Apple may have courage, but that doesn't mean it will tackle original programming on a Netflix-like scale.

Eddy Cue, Apple's senior vice president of Internet software and services, said the original shows Apple is developing today are going to stay limited.

"You're not seeing a huge number of them," he said. "The real opportunity for us is to make it easier to get access to all this content."

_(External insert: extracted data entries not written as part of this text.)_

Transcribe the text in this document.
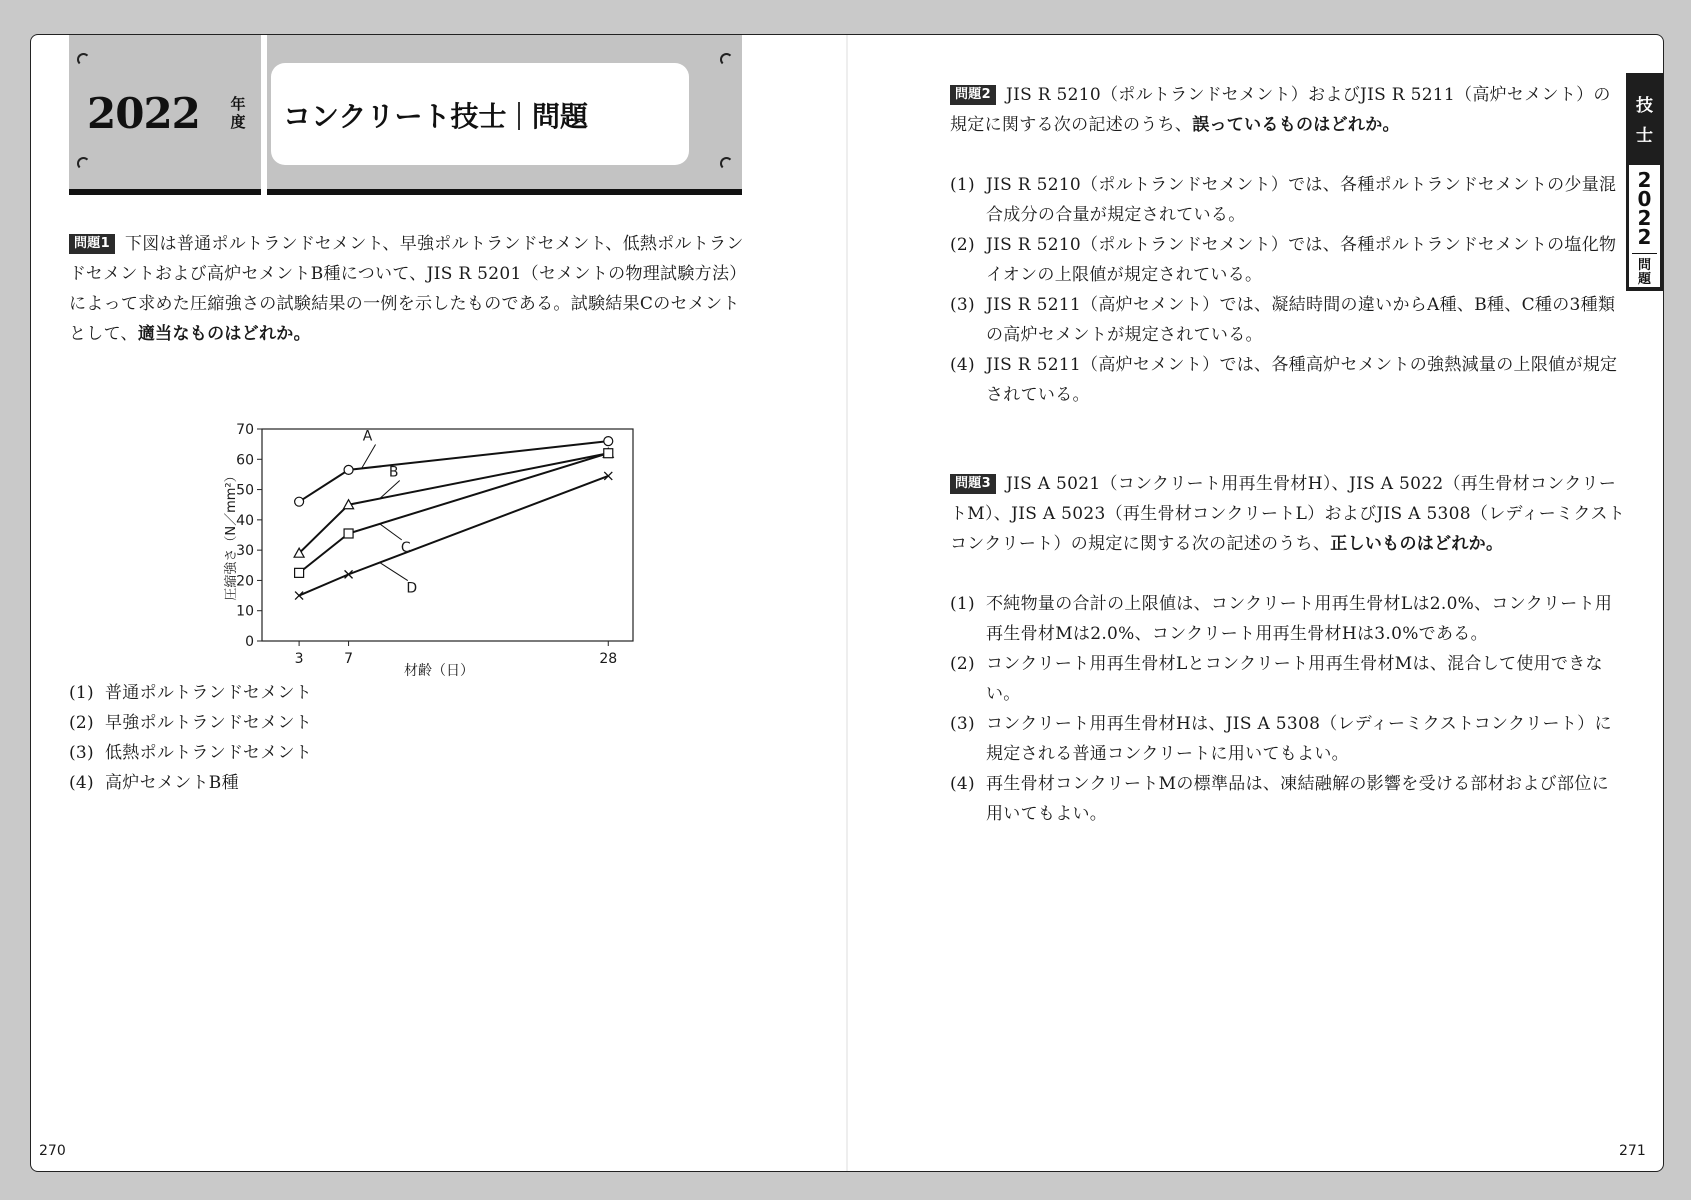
2022 年度 コンクリート技士 問題
問題1 下図は普通ポルトランドセメント、早強ポルトランドセメント、低熱ポルトランドセメントおよび高炉セメントB種について、JIS R 5201（セメントの物理試験方法）によって求めた圧縮強さの試験結果の一例を示したものである。試験結果Cのセメントとして、適当なものはどれか。
0
10
20
30
40
50
60
70
3	7	28
A
B
C
D
材齢（日）
圧縮強さ（N／mm²）
(1) 普通ポルトランドセメント
(2) 早強ポルトランドセメント
(3) 低熱ポルトランドセメント
(4) 高炉セメントB種
問題2 JIS R 5210（ポルトランドセメント）およびJIS R 5211（高炉セメント）の規定に関する次の記述のうち、誤っているものはどれか。
(1) JIS R 5210（ポルトランドセメント）では、各種ポルトランドセメントの少量混合成分の合量が規定されている。
(2) JIS R 5210（ポルトランドセメント）では、各種ポルトランドセメントの塩化物イオンの上限値が規定されている。
(3) JIS R 5211（高炉セメント）では、凝結時間の違いからA種、B種、C種の3種類の高炉セメントが規定されている。
(4) JIS R 5211（高炉セメント）では、各種高炉セメントの強熱減量の上限値が規定されている。
問題3 JIS A 5021（コンクリート用再生骨材H）、JIS A 5022（再生骨材コンクリートM）、JIS A 5023（再生骨材コンクリートL）およびJIS A 5308（レディーミクストコンクリート）の規定に関する次の記述のうち、正しいものはどれか。
(1) 不純物量の合計の上限値は、コンクリート用再生骨材Lは2.0%、コンクリート用再生骨材Mは2.0%、コンクリート用再生骨材Hは3.0%である。
(2) コンクリート用再生骨材Lとコンクリート用再生骨材Mは、混合して使用できない。
(3) コンクリート用再生骨材Hは、JIS A 5308（レディーミクストコンクリート）に規定される普通コンクリートに用いてもよい。
(4) 再生骨材コンクリートMの標準品は、凍結融解の影響を受ける部材および部位に用いてもよい。
技
士
2
0
2
2
問
題
270	271
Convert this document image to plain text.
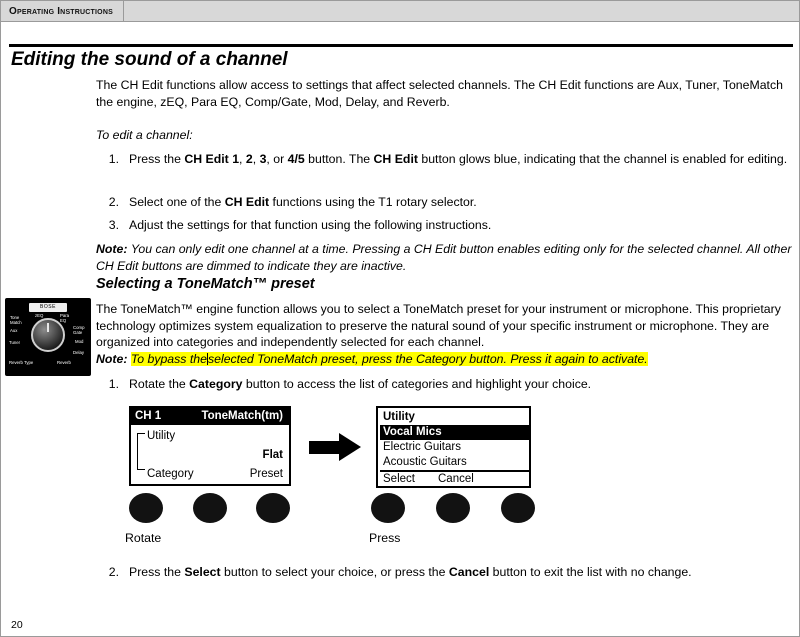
Operating Instructions
Editing the sound of a channel
The CH Edit functions allow access to settings that affect selected channels. The CH Edit functions are Aux, Tuner, ToneMatch the engine, zEQ, Para EQ, Comp/Gate, Mod, Delay, and Reverb.
To edit a channel:
1. Press the CH Edit 1, 2, 3, or 4/5 button. The CH Edit button glows blue, indicating that the channel is enabled for editing.
2. Select one of the CH Edit functions using the T1 rotary selector.
3. Adjust the settings for that function using the following instructions.
Note: You can only edit one channel at a time. Pressing a CH Edit button enables editing only for the selected channel. All other CH Edit buttons are dimmed to indicate they are inactive.
Selecting a ToneMatch™ preset
The ToneMatch™ engine function allows you to select a ToneMatch preset for your instrument or microphone. This proprietary technology optimizes system equalization to preserve the natural sound of your specific instrument or microphone. They are organized into categories and independently selected for each channel.
Note: To bypass theselected ToneMatch preset, press the Category button. Press it again to activate.
1. Rotate the Category button to access the list of categories and highlight your choice.
BOSE
Tone
Match
zEQ	Para
EQ
Comp
Gate
Aux
Mod
Tuner
Delay
Reverb Type	Reverb
CH 1	ToneMatch(tm)
Utility
Flat
Category	Preset
Utility
Vocal Mics
Electric Guitars
Acoustic Guitars
Select Cancel
Rotate	Press
2. Press the Select button to select your choice, or press the Cancel button to exit the list with no change.
20
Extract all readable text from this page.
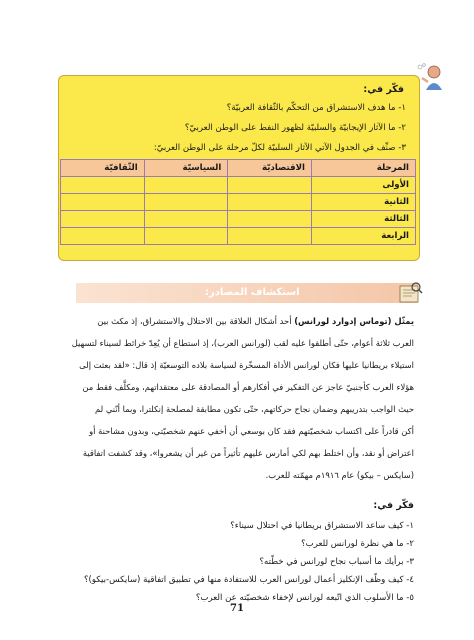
فكّر في:
١- ما هدف الاستشراق من التحكّم بالثّقافة العربيّة؟
٢- ما الآثار الإيجابيّة والسلبيّة لظهور النفط على الوطن العربيّ؟
٣- صنِّف في الجدول الآتي الآثار السلبيّة لكلّ مرحلة على الوطن العربيّ:
المرحلة	الاقتصاديّة	السياسيّة	الثّقافيّة
الأولى			
الثانية			
الثالثة			
الرابعة			
استكشاف المصادر:
يمثّل (توماس إدوارد لورانس) أحد أشكال العلاقة بين الاحتلال والاستشراق، إذ مكث بين
العرب ثلاثة أعوام، حتّى أطلقوا عليه لقب (لورانس العرب)، إذ استطاع أن يُعِدّ خرائط لسيناء لتسهيل
استيلاء بريطانيا عليها فكان لورانس الأداة المسخّرة لسياسة بلاده التوسعيّة إذ قال: «لقد بعثت إلى
هؤلاء العرب كأجنبيّ عاجز عن التفكير في أفكارهم أو المصادقة على معتقداتهم، ومكلَّف فقط من
حيث الواجب بتدريبهم وضمان نجاح حركاتهم، حتّى تكون مطابقة لمصلحة إنكلترا، وبما أنّني لم
أكن قادراً على اكتساب شخصيّتهم فقد كان بوسعي أن أخفي عنهم شخصيّتي، وبدون مشاحنة أو
اعتراض أو نقد، وأن اختلط بهم لكي أمارس عليهم تأثيراً من غير أن يشعروا»، وقد كشفت اتفاقية
(سايكس – بيكو) عام ١٩١٦م مهمّته للعرب.
فكّر في:
١- كيف ساعد الاستشراق بريطانيا في احتلال سيناء؟
٢- ما هي نظرة لورانس للعرب؟
٣- برأيك ما أسباب نجاح لورانس في خطّته؟
٤- كيف وظّف الإنكليز أعمال لورانس العرب للاستفادة منها في تطبيق اتفاقية (سايكس-بيكو)؟
٥- ما الأسلوب الذي اتّبعه لورانس لإخفاء شخصيّته عن العرب؟
71
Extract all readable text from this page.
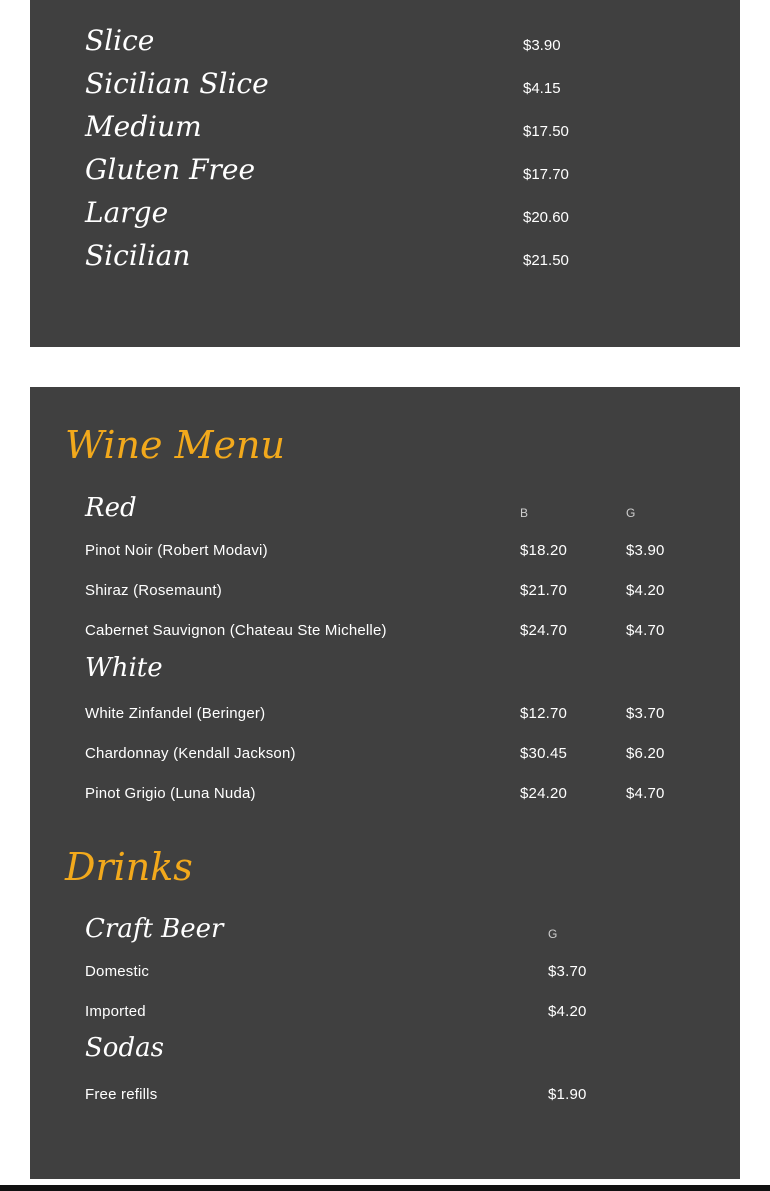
Slice	$3.90
Sicilian Slice	$4.15
Medium	$17.50
Gluten Free	$17.70
Large	$20.60
Sicilian	$21.50
Wine Menu
Red	B	G
Pinot Noir (Robert Modavi)	$18.20	$3.90
Shiraz (Rosemaunt)	$21.70	$4.20
Cabernet Sauvignon (Chateau Ste Michelle)	$24.70	$4.70
White
White Zinfandel (Beringer)	$12.70	$3.70
Chardonnay (Kendall Jackson)	$30.45	$6.20
Pinot Grigio (Luna Nuda)	$24.20	$4.70
Drinks
Craft Beer	G
Domestic	$3.70
Imported	$4.20
Sodas
Free refills	$1.90
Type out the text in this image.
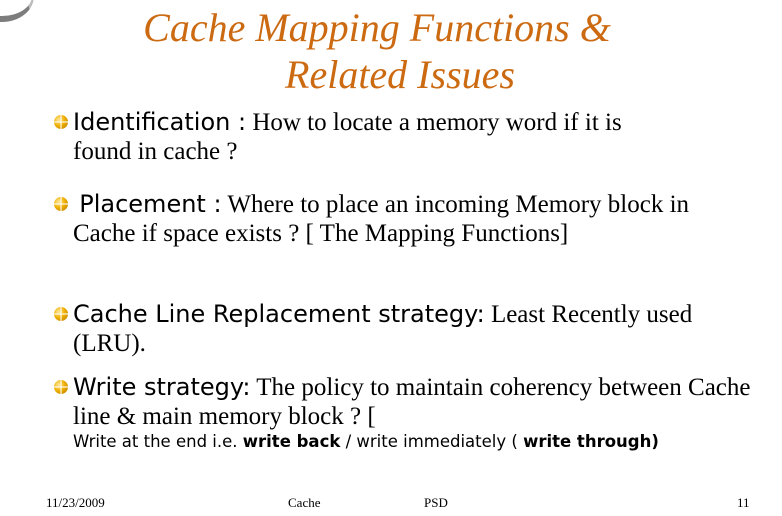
Cache Mapping Functions &
Related Issues
Identification : How to locate a memory word if it is found in cache ?
Placement : Where to place an incoming Memory block in Cache if space exists ? [ The Mapping Functions]
Cache Line Replacement strategy: Least Recently used (LRU).
Write strategy: The policy to maintain coherency between Cache line & main memory block ? [
Write at the end i.e. write back / write immediately ( write through)
11/23/2009	Cache	PSD	11
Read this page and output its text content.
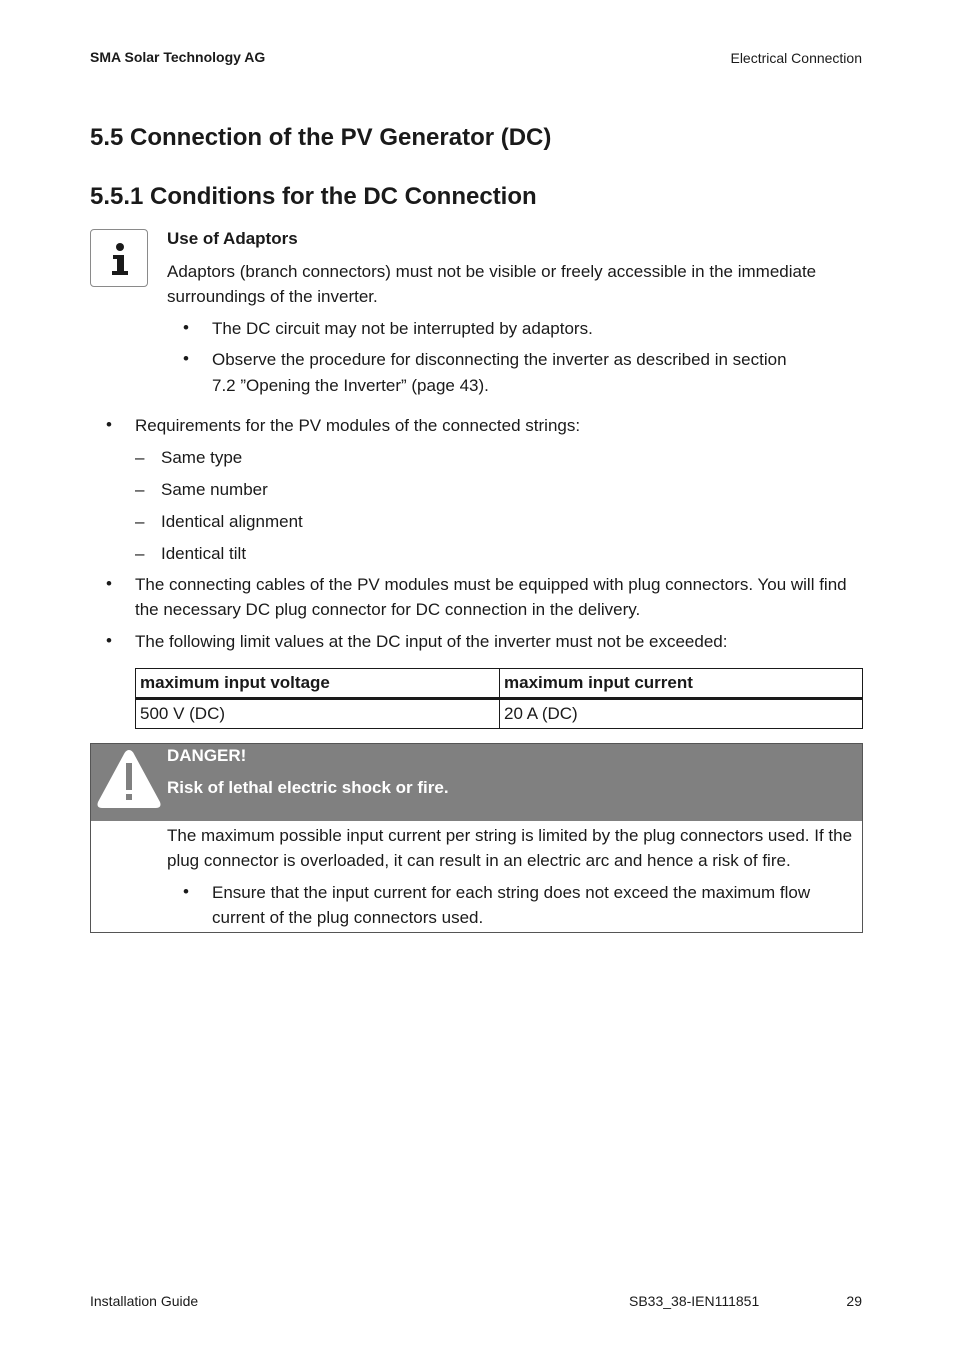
SMA Solar Technology AG	Electrical Connection
5.5 Connection of the PV Generator (DC)
5.5.1 Conditions for the DC Connection
Use of Adaptors
Adaptors (branch connectors) must not be visible or freely accessible in the immediate
surroundings of the inverter.
• The DC circuit may not be interrupted by adaptors.
• Observe the procedure for disconnecting the inverter as described in section
7.2 ”Opening the Inverter” (page 43).
• Requirements for the PV modules of the connected strings:
– Same type
– Same number
– Identical alignment
– Identical tilt
• The connecting cables of the PV modules must be equipped with plug connectors. You will find
the necessary DC plug connector for DC connection in the delivery.
• The following limit values at the DC input of the inverter must not be exceeded:
maximum input voltage	maximum input current
500 V (DC)	20 A (DC)
DANGER!
Risk of lethal electric shock or fire.
The maximum possible input current per string is limited by the plug connectors used. If the
plug connector is overloaded, it can result in an electric arc and hence a risk of fire.
• Ensure that the input current for each string does not exceed the maximum flow
current of the plug connectors used.
Installation Guide	SB33_38-IEN111851	29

Cue was speaking Thursday at the annual Vanity Fair New Establishment Summit in San Francisco, which brings together big names in the business, technology and entertainment worlds. He appeared on stage with Richard Plepler, HBO's chairman
 and CEO.

Apple and HBO are cozy, highlighted by the launch of HBO Now on Apple devices last year. The premium channel's first standalone subscription app was one of the most highly anticipated of its kind, and HBO granted Apple an exclusive on sign-ups: If you wanted to be among the first to try it, and catch the season premiere of "Game of Thrones," you had to sign up through an Apple product.

But Apple has long been grappling to put together its own TV service, and it's starting to create its own original programming, like a reality-TV-style series about app developers and a scripted show with Dr. Dre.

On stage, Cue noted that Apple's original-video efforts will revolve around topics in which it already has expertise, like music-related programming related to iTunes and Apple Music.

Separately, Plepler dismissed the notion that HBO would start selling subscriptions to its individual shows, dashing the idea that a "Game of Thrones" or "Westworld" fanatic could pay for that single slice of its network. "We want to get you inside, and once we do that...you're going to find other things that you like," he said.